In 2017 the UNCITRAL Working Group III was given a broad mandate to work on the possible reform of ISDS. Delegations of UNCITRAL members are currently considering solutions to problems identified in previous stages, which include proposals for a standing appellate body and a two-tier MIC. When the 38th session of the working group resumed in Vienna from January 20 to 24, 2020, one of the agenda items was the appointment and selection of adjudicators. The following intervention was made by Professor Jane Kelsey and acknowledged during the deliberations by representatives of six states (China, Guinea, Indonesia, Nigeria, Pakistan and South Africa) and the United States Council for International Business (USCIB).
Throughout this working group process, developing countries have consistently called for greater diversity of adjudicators. Diversity—in particular development diversity, and not just geographical diversity—is not an end in itself. Nor is it a matter of increasing the opportunities for personal advancement.
Development diversity is a prerequisite to doing justice. It helps ensure that appropriate understandings of law and culture are brought to the matters under dispute. In the context of investment disputes, it ensures that adjudicators can interpret core legal concepts through a development lens, something we have rarely seen to date. That does not imply a lack of impartiality and independence; instead, it provides a means to bring fuller insights to bear on interpretation and adjudication. Diversity is also a prerequisite to confer legitimacy on a system that is widely viewed as biased to foreign investors and capital-exporting states.

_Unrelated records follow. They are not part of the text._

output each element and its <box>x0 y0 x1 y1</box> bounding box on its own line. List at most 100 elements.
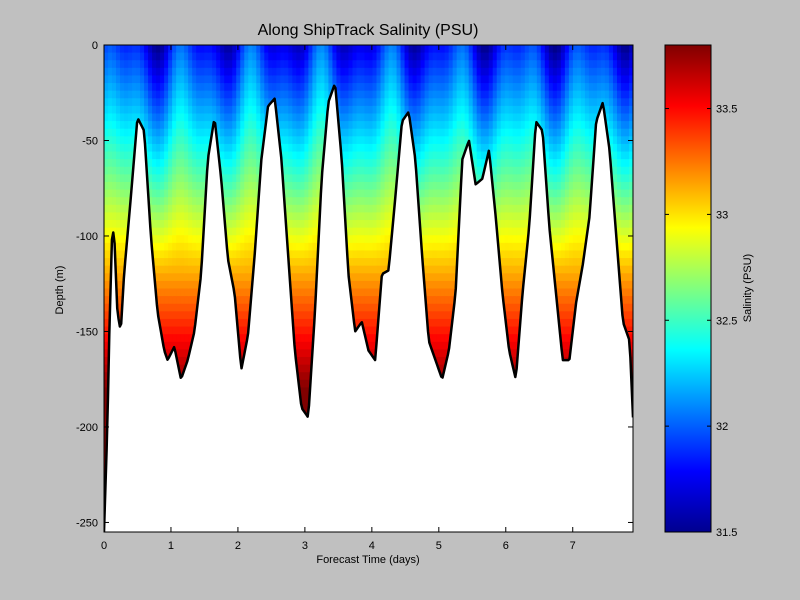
heatmap-cell <box>128 136 133 145</box>
heatmap-cell <box>356 121 362 130</box>
heatmap-cell <box>300 387 305 396</box>
heatmap-cell <box>252 128 257 137</box>
heatmap-cell <box>300 174 305 183</box>
heatmap-cell <box>120 121 125 130</box>
heatmap-cell <box>240 318 245 328</box>
heatmap-cell <box>104 212 109 221</box>
heatmap-cell <box>200 204 205 214</box>
heatmap-cell <box>212 113 217 122</box>
heatmap-cell <box>152 128 157 137</box>
heatmap-cell <box>300 235 305 244</box>
heatmap-cell <box>116 83 121 92</box>
heatmap-cell <box>312 265 317 274</box>
heatmap-cell <box>352 311 358 320</box>
heatmap-cell <box>316 159 322 168</box>
heatmap-cell <box>412 45 418 54</box>
heatmap-cell <box>348 67 354 77</box>
heatmap-cell <box>376 220 382 229</box>
heatmap-cell <box>184 288 189 297</box>
heatmap-cell <box>296 280 301 290</box>
heatmap-cell <box>336 52 342 61</box>
heatmap-cell <box>244 296 249 305</box>
heatmap-cell <box>304 113 309 122</box>
heatmap-cell <box>116 128 121 137</box>
heatmap-cell <box>204 98 209 107</box>
heatmap-cell <box>116 296 121 305</box>
heatmap-cell <box>244 204 249 214</box>
heatmap-cell <box>200 52 205 61</box>
heatmap-cell <box>292 136 297 145</box>
heatmap-cell <box>312 166 317 175</box>
heatmap-cell <box>268 67 273 77</box>
heatmap-cell <box>168 265 173 274</box>
heatmap-cell <box>208 67 213 77</box>
heatmap-cell <box>120 258 125 267</box>
heatmap-cell <box>244 288 249 297</box>
heatmap-cell <box>160 136 165 145</box>
heatmap-cell <box>136 45 141 54</box>
heatmap-cell <box>360 204 366 214</box>
heatmap-cell <box>104 372 109 381</box>
heatmap-cell <box>240 83 245 92</box>
heatmap-cell <box>372 181 378 191</box>
heatmap-cell <box>352 250 358 259</box>
heatmap-cell <box>356 60 362 69</box>
heatmap-cell <box>296 364 301 373</box>
heatmap-cell <box>244 159 249 168</box>
heatmap-cell <box>356 227 362 236</box>
heatmap-cell <box>172 197 177 206</box>
heatmap-cell <box>304 402 309 411</box>
heatmap-cell <box>132 52 137 61</box>
heatmap-cell <box>388 159 394 168</box>
heatmap-cell <box>200 98 205 107</box>
heatmap-cell <box>412 98 418 107</box>
heatmap-cell <box>112 197 117 206</box>
heatmap-cell <box>168 250 173 259</box>
heatmap-cell <box>228 75 233 84</box>
heatmap-cell <box>112 67 117 77</box>
heatmap-cell <box>248 67 253 77</box>
heatmap-cell <box>360 151 366 160</box>
heatmap-cell <box>352 151 358 160</box>
heatmap-cell <box>228 227 233 236</box>
heatmap-cell <box>352 258 358 267</box>
heatmap-cell <box>316 181 322 191</box>
heatmap-cell <box>212 60 217 69</box>
heatmap-cell <box>380 159 386 168</box>
heatmap-cell <box>160 52 165 61</box>
heatmap-cell <box>220 45 225 54</box>
heatmap-cell <box>108 151 113 160</box>
heatmap-cell <box>384 197 390 206</box>
heatmap-cell <box>224 143 229 153</box>
heatmap-cell <box>384 227 390 236</box>
heatmap-cell <box>332 67 338 77</box>
heatmap-cell <box>188 311 193 320</box>
heatmap-cell <box>352 220 358 229</box>
heatmap-cell <box>208 52 213 61</box>
heatmap-cell <box>164 334 169 343</box>
heatmap-cell <box>112 105 117 115</box>
heatmap-cell <box>288 113 293 122</box>
heatmap-cell <box>196 105 201 115</box>
heatmap-cell <box>280 151 285 160</box>
heatmap-cell <box>120 235 125 244</box>
heatmap-cell <box>392 166 398 175</box>
heatmap-cell <box>192 128 197 137</box>
heatmap-cell <box>120 60 125 69</box>
heatmap-cell <box>224 174 229 183</box>
heatmap-cell <box>244 83 249 92</box>
heatmap-cell <box>120 166 125 175</box>
heatmap-cell <box>216 52 221 61</box>
heatmap-cell <box>104 60 109 69</box>
heatmap-cell <box>320 60 326 69</box>
heatmap-cell <box>364 159 370 168</box>
heatmap-cell <box>184 52 189 61</box>
heatmap-cell <box>264 67 269 77</box>
heatmap-cell <box>176 303 181 312</box>
heatmap-cell <box>184 227 189 236</box>
heatmap-cell <box>104 288 109 297</box>
heatmap-cell <box>132 121 137 130</box>
heatmap-cell <box>116 288 121 297</box>
heatmap-cell <box>188 288 193 297</box>
heatmap-cell <box>124 151 129 160</box>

It is being said that systemic reforms, especially a standing two-tier appellate system, can deliver diversity of adjudicatory appointments. But there is no guarantee that will happen. The WTO is often used as an example. However, experience at the WTO shows that formal commitments to diversity are not enough. The WTO Dispute Settlement Understanding (DSU) has a diversity requirement, and Appellate Body members are supposed to be broadly representative of the membership. Yet panellists are overwhelmingly from the global North, as are more than half the Appellate Body members appointed so far. This is a longstanding situation that reflects development asymmetries in the appointment criteria and processes, institutional design and operation of the WTO’s dispute settlement system.
One problem is that traditional appointment criteria are likely to result in the continued dominance of an arbitral elite, in a self-perpetuating cycle. That would be even more problematic if appointments in a standing investment court are for six- or even nine-year terms.
A second problem is that too much power has been vested in an unaccountable secretariat. The WTO secretariat recommends the first instance panellists, and disputing states can only object to them for compelling reasons. Recent academic research concluded that the secretariat has significantly more influence over drafting the reports than panellists themselves, which in turn affects the role of precedent and limited dissent. Developing countries’ concerns about institutionalized bias at the secretariat level have largely been ignored.
A third, institutional, problem is that developing countries have been unable to get agreement to fix the dispute settlement system after fundamental development asymmetries became apparent. A review process was built into the DSU. It failed to meet its first deadline and a second deadline set under the Doha Development Round in 2001. The review remains inconclusive due to the lack of political will in a consensus-based system. Now the United States is using the consensus decision-making process to demand reforms and hold the system to ransom while developing countries’ concerns remain unresolved.
If these problems arise in the WTO context, which is supposed to be a member-controlled institution, how would the promise of diversity, or the many other promises being made to developing countries during the working group process, play out in a MIC or a standing appellate mechanism? We invite developing countries to consider the risk that they may agree to such a system in the expectation of major changes to the current ISDS regime, but be unable to fix it if those promises fail to materialize.
Jane Kelsey is a Professor at the Faculty of Law of the University of Auckland. She attended the resumed 38th session of UNCITRAL Working Group III on possible ISDS reform as a consultant for and representative of Third World Network.